Descrição de chapéu Governo Bolsonaro

Representante da UE relata temor em ratificar acordo com Mercosul pós-Amazônia

Queixas sobre reflexos das queimadas na floresta foram repassadas ao chanceler Ernesto Araújo em Nova York

Marina Dias Bruno Boghossian
Nova York

O chanceler Ernesto Araújo afirmou nesta quarta-feira (25) que a comissária de comércio da União Europeia, Cecilia Malmström, relatou preocupação de países-membros com possíveis reflexos da crise da Amazônia sobre o acordo comercial entre o Mercosul e o bloco europeu.

As críticas foram passadas a Ernesto pela representante da UE em reunião entre ambos em Nova York. 

O chanceler brasileiro disse que há problemas de comunicação entre os blocos e que a mensagem do governo brasileiro é de que é preciso "intensificar o diálogo" para mostrar que o país tem compromisso com a preservação florestal e com projetos de desenvolvimento sustentável na região.

"Ela [Malmström] mencionou essa preocupação de alguns membros [da UE] em relação à ratificação [do acordo comercial com o Mercosul], porque fazem ligação a questões ambientais no Brasil. O que conversamos é que precisamos intensificar o diálogo para mostrar qual é a prioridade da Amazônia, a dimensão real da questão [das queimadas], a qualidade das políticas brasileiras e o que está sendo feito", afirmou o ministro após o encontro.

Queixas sobre reflexos das queimadas na floresta foram repassadas ao chanceler Ernesto Araújo em Nova York - Mandel Ngan - 13.set.2019/AFP

"Concluímos que haja mais coordenação entre Brasil, Mercosul e União Europeia para mostrar e tranquilizar os países europeus em relação a isso."

Questionado por jornalistas se a coordenação era na área de comunicação, Ernesto disse que "em grande parte" e que "falta um pouco de informação" aos países da Europa.

"Falta a percepção correta do que são nossas políticas, essa questão de informação e comunicação ficou clara que é vital", completou o chanceler.

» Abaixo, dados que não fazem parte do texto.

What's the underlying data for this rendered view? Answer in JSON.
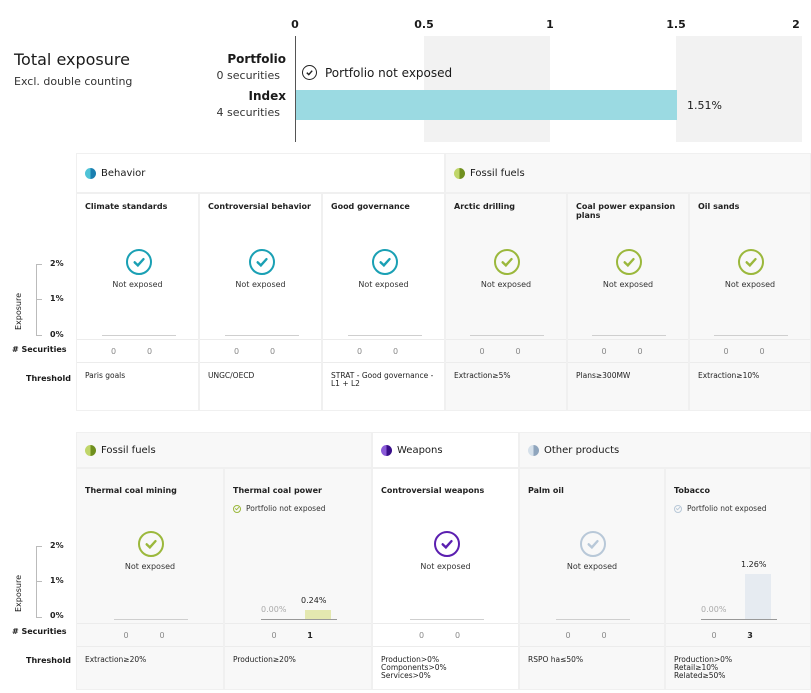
{
  "total": {
    "title": "Total exposure",
    "subtitle": "Excl. double counting",
    "axis_ticks": [
      "0",
      "0.5",
      "1",
      "1.5",
      "2"
    ],
    "portfolio": {
      "label": "Portfolio",
      "count": "0 securities",
      "status": "Portfolio not exposed",
      "value": 0
    },
    "index": {
      "label": "Index",
      "count": "4 securities",
      "value": 1.51,
      "value_label": "1.51%"
    },
    "bar_color": "#9bdae2"
  },
  "y_axis": {
    "label": "Exposure",
    "ticks": [
      "2%",
      "1%",
      "0%"
    ]
  },
  "row_labels": {
    "securities": "# Securities",
    "threshold": "Threshold"
  },
  "not_exposed_text": "Not exposed",
  "portfolio_not_exposed_text": "Portfolio not exposed",
  "groups_row1": [
    {
      "name": "Behavior",
      "color": "#1aa0b4"
    },
    {
      "name": "Fossil fuels",
      "color": "#9bb83c"
    }
  ],
  "groups_row2": [
    {
      "name": "Fossil fuels",
      "color": "#9bb83c"
    },
    {
      "name": "Weapons",
      "color": "#5b1fb0"
    },
    {
      "name": "Other products",
      "color": "#b8c8d8"
    }
  ],
  "categories_row1": [
    {
      "title": "Climate standards",
      "counts": [
        "0",
        "0"
      ],
      "threshold": [
        "Paris goals"
      ]
    },
    {
      "title": "Controversial behavior",
      "counts": [
        "0",
        "0"
      ],
      "threshold": [
        "UNGC/OECD"
      ]
    },
    {
      "title": "Good governance",
      "counts": [
        "0",
        "0"
      ],
      "threshold": [
        "STRAT - Good governance -",
        "L1 + L2"
      ]
    },
    {
      "title": "Arctic drilling",
      "counts": [
        "0",
        "0"
      ],
      "threshold": [
        "Extraction≥5%"
      ]
    },
    {
      "title": "Coal power expansion plans",
      "counts": [
        "0",
        "0"
      ],
      "threshold": [
        "Plans≥300MW"
      ]
    },
    {
      "title": "Oil sands",
      "counts": [
        "0",
        "0"
      ],
      "threshold": [
        "Extraction≥10%"
      ]
    }
  ],
  "categories_row2": [
    {
      "title": "Thermal coal mining",
      "counts": [
        "0",
        "0"
      ],
      "threshold": [
        "Extraction≥20%"
      ]
    },
    {
      "title": "Thermal coal power",
      "counts": [
        "0",
        "1"
      ],
      "threshold": [
        "Production≥20%"
      ],
      "portfolio_pct": "0.00%",
      "index_pct": "0.24%",
      "index_value": 0.24
    },
    {
      "title": "Controversial weapons",
      "counts": [
        "0",
        "0"
      ],
      "threshold": [
        "Production>0%",
        "Components>0%",
        "Services>0%"
      ]
    },
    {
      "title": "Palm oil",
      "counts": [
        "0",
        "0"
      ],
      "threshold": [
        "RSPO ha≤50%"
      ]
    },
    {
      "title": "Tobacco",
      "counts": [
        "0",
        "3"
      ],
      "threshold": [
        "Production>0%",
        "Retail≥10%",
        "Related≥50%"
      ],
      "portfolio_pct": "0.00%",
      "index_pct": "1.26%",
      "index_value": 1.26
    }
  ]
}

O discurso de Ernesto está alinhado ao da própria comissária de comércio da UE. Mais cedo, ela havia participado de um evento com investidores no qual foi questionada sobre o impacto da crise na floresta sobre o acordo, mas ponderou que a implementação do trato só deve acontecer em dois anos, o que dará tempo ao Brasil para prover respostas às questões de meio ambiente.

O governo Jair Bolsonaro tem sido criticado por líderes da França e Alemanha, por exemplo, por conduzir uma política ambiental considerada negligente. 

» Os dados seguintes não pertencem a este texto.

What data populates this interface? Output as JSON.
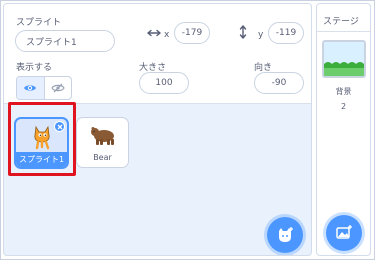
{
  "sprite_info": {
    "sprite_label": "スプライト",
    "sprite_name": "スプライト1",
    "x_label": "x",
    "x_value": "-179",
    "y_label": "y",
    "y_value": "-119",
    "show_label": "表示する",
    "size_label": "大きさ",
    "size_value": "100",
    "direction_label": "向き",
    "direction_value": "-90"
  },
  "sprites": [
    {
      "name": "スプライト1",
      "selected": true
    },
    {
      "name": "Bear",
      "selected": false
    }
  ],
  "stage": {
    "title": "ステージ",
    "backdrops_label": "背景",
    "backdrops_count": "2"
  },
  "colors": {
    "accent": "#4c97ff",
    "highlight": "#e0141e",
    "panel_bg": "#e9f1fc",
    "text": "#575e75"
  }
}
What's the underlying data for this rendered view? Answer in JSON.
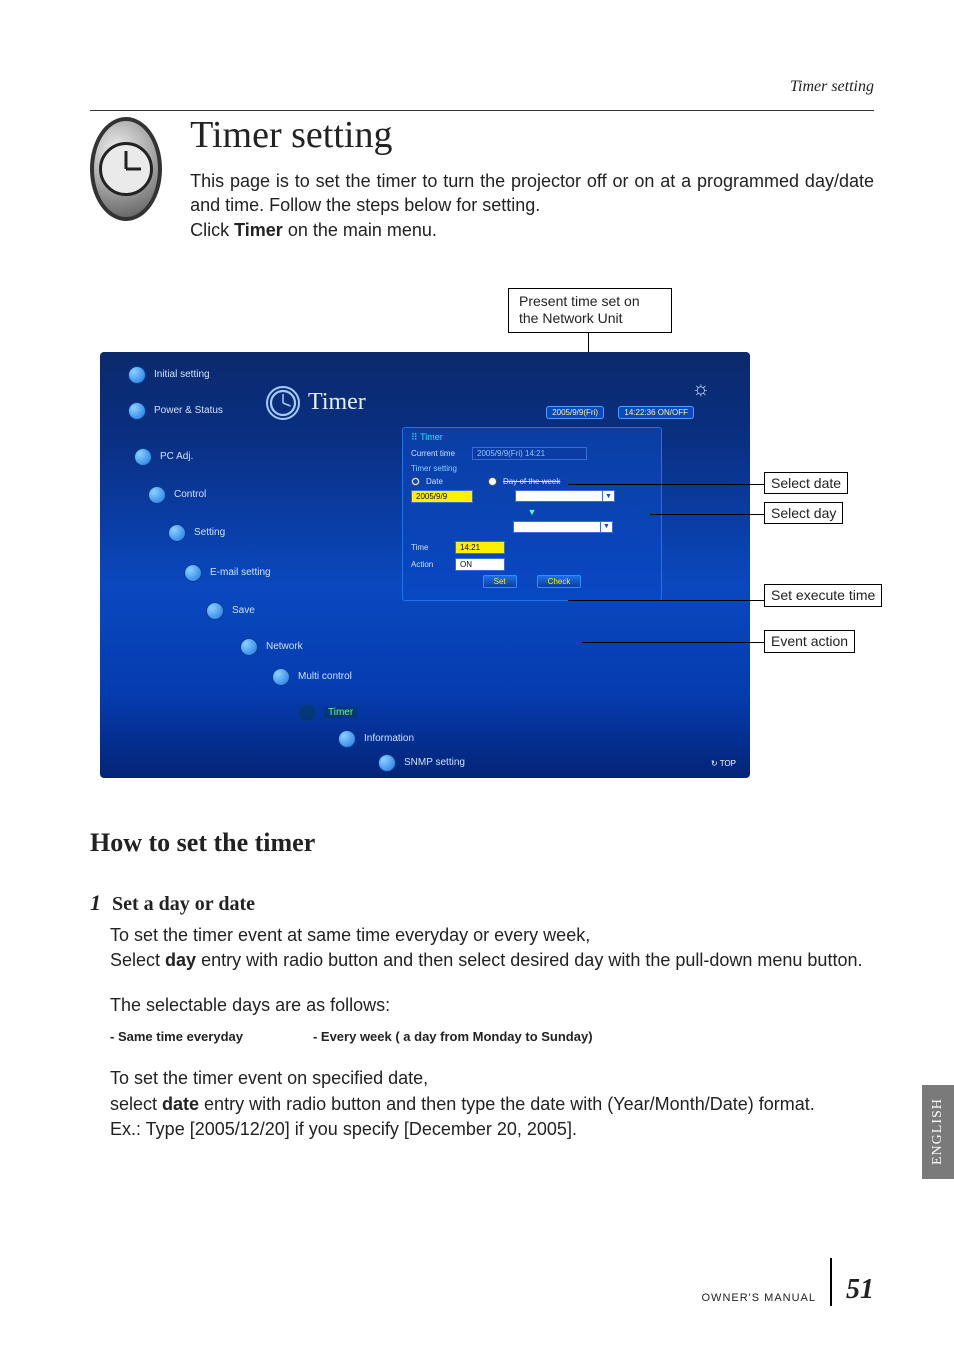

O acordo entre UE e Mercosul foi fechado em junho após 20 anos de negociação, e reúne economias que, somadas, têm PIB de US$ 22 trilhões. Para ser ratificado, porém, ainda falta uma série de etapas —como a aprovação do Conselho Europeu, que reúne o governo de 28 países.

Alguns membros do bloco, no entanto, já falaram publicamente que vão vincular sua implementação à agenda do governo brasileiro para a Amazônia e o combate ao aquecimento global.

Ernesto disse ainda que está negociando um possível novo fundo para a floresta junto com o BID (Banco Interamericano de Desenvolvimento) que pode sair até o fim do ano.

O ministro Ricardo Salles (Meio Ambiente) já havia anunciado a proposta em viagem a Washington na semana passada, mas nenhum valor ou modelo está previsto.

Perguntado sobre o montante do fundo, o chanceler se ateve a dizer "não tem valores, mas vai ser bastante."